The difference here is that this isn’t misery fic; the flashbacks give us a who and a why, and there’s a story there in it’s own right, but the actions starts in the “now” – 1974 – with the flashbacks covering a few months in 1956.  There’s no long saga here, moving us from one to the other; there’s now, and there’s the life-changing events than.

It’s Mexico, it’s 1974, and a drugs deal going very, very wrong.  Rina, our protagonist, is an assassin caught up on the action who ends up running for her life.  She almost makes it, but is caught and kidnapped and ends up in a series of increasingly dangerous situations as various drug dealers, gangsters, and random others seek to make use of her “special” skills to take advantage of the fallout of the drugs deal.

It’s Ladbroke Grove, it’s 1956, and Rina, her younger siblings and her alcoholic mother are living in poverty and squalor in a London that’s half teddy boys and half post-war damage (of every sort).  Inevitably a family like that, with no money save what the absent father allegedly left behind following a robbery, falls prey to a variety of exploiters, through a series of escalating encounters that start in tragedy and end in freedom (of sorts) with a heck of a lot of violence along the way.

The devil’s in the detail, and sometime’s Rina’s exploits in Mexico seem just tad far-fetched – her athleticism is almost superhuman and her gaydar seems to not only be functioning perfectly, it has an almost implausible number of hits.  But the thriller element of the story barrels along at pace with RIna thinking and fighting and finagling her way in and out of trouble at every turn, being casually awesome in a way that would be considered unremarkable were this a story about a man.  So kudos to Fraser for never flinching from having a female protagonist who’s every bit as fucked up and formidable as her male colleagues in the genre.
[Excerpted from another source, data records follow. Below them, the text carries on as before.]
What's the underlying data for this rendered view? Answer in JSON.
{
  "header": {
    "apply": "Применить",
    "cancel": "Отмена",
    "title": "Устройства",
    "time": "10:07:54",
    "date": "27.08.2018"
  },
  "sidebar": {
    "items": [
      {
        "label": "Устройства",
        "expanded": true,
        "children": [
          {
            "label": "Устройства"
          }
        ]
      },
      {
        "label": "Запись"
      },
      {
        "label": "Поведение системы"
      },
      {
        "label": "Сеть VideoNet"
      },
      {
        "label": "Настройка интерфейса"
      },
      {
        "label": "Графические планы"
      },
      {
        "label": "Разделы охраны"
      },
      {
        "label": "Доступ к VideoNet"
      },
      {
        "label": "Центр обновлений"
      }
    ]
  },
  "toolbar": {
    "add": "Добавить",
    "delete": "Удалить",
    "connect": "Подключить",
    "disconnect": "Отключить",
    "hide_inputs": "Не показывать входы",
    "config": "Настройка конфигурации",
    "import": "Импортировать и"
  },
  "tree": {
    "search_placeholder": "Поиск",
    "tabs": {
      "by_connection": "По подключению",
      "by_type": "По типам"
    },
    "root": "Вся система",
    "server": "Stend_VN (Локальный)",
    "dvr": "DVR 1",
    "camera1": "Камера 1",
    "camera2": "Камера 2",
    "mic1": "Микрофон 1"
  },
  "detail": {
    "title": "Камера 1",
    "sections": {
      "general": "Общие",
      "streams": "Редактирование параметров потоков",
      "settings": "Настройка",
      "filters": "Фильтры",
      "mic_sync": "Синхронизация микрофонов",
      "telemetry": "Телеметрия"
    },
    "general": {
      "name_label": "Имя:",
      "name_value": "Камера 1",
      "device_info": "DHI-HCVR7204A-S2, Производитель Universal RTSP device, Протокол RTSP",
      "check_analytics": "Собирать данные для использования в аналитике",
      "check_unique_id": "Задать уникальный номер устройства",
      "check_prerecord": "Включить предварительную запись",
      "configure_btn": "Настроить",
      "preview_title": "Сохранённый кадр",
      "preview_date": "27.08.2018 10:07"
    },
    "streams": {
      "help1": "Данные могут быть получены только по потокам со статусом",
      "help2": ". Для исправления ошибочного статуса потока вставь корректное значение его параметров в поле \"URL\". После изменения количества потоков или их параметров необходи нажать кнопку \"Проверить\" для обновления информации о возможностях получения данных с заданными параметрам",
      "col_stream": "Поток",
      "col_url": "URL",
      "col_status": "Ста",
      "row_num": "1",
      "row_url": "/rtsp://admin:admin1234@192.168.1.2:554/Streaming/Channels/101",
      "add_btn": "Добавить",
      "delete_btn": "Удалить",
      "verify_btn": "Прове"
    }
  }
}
It’s in London, though, that reality hits.  RIna’s family lives in a “flat” – two squalid, rodent-infested rooms in a house three-storey house.  The cold tap in the kitchen (that doubles as her mother’s bedroom) is the only indoor plumbing.  Domestic violence in endemic, economic and sexual exploitation rife.  The kids are sent to school unwashed and underfed.  This isn’t fiction, this is reportage.  In the early post-war years, my Mum (the eldest child at ten years old) lived with her extended family – two sisters and their six kids – in one room in a standard semi-detached house, again, with no indoor plumbing save a cold tap in the kitchen.  When you listen to women of that generation talk, there’s a terrible sense of the ever-present threat of sexual abuse, usually (luckily) avoided by keeping out of reach of certain uncles and family friends, and never, ever, allowing oneself to be alone with those men.  Maybe the worst thing is the lack of outrage, the apparent attitude of “that’s just how some men are, what do you expect?”.  It’s not that they think it was acceptable, it’s just that it was the background noise to their childhoods.  Not tolerated, unavoidable, like poverty and a the privy in the back garden.

In the London sequences, it’s this, the ubiquity of the threat of violence and exploitation, the constant need to be aware, to take precautions, to know when to fight and when to hide, that gets under the skin and haunts the latter-day scenes.  We don’t just see why Rina became the woman she did; we viscerally understand why.

For me, it’s the blending of the two stories, told in parallel, unflinching but not voyeuristic, that lifts this book above the crowd.  At the time of writing this post, it’s got a 4.9/5 rating on Amazon, and I’m not a bit surprised.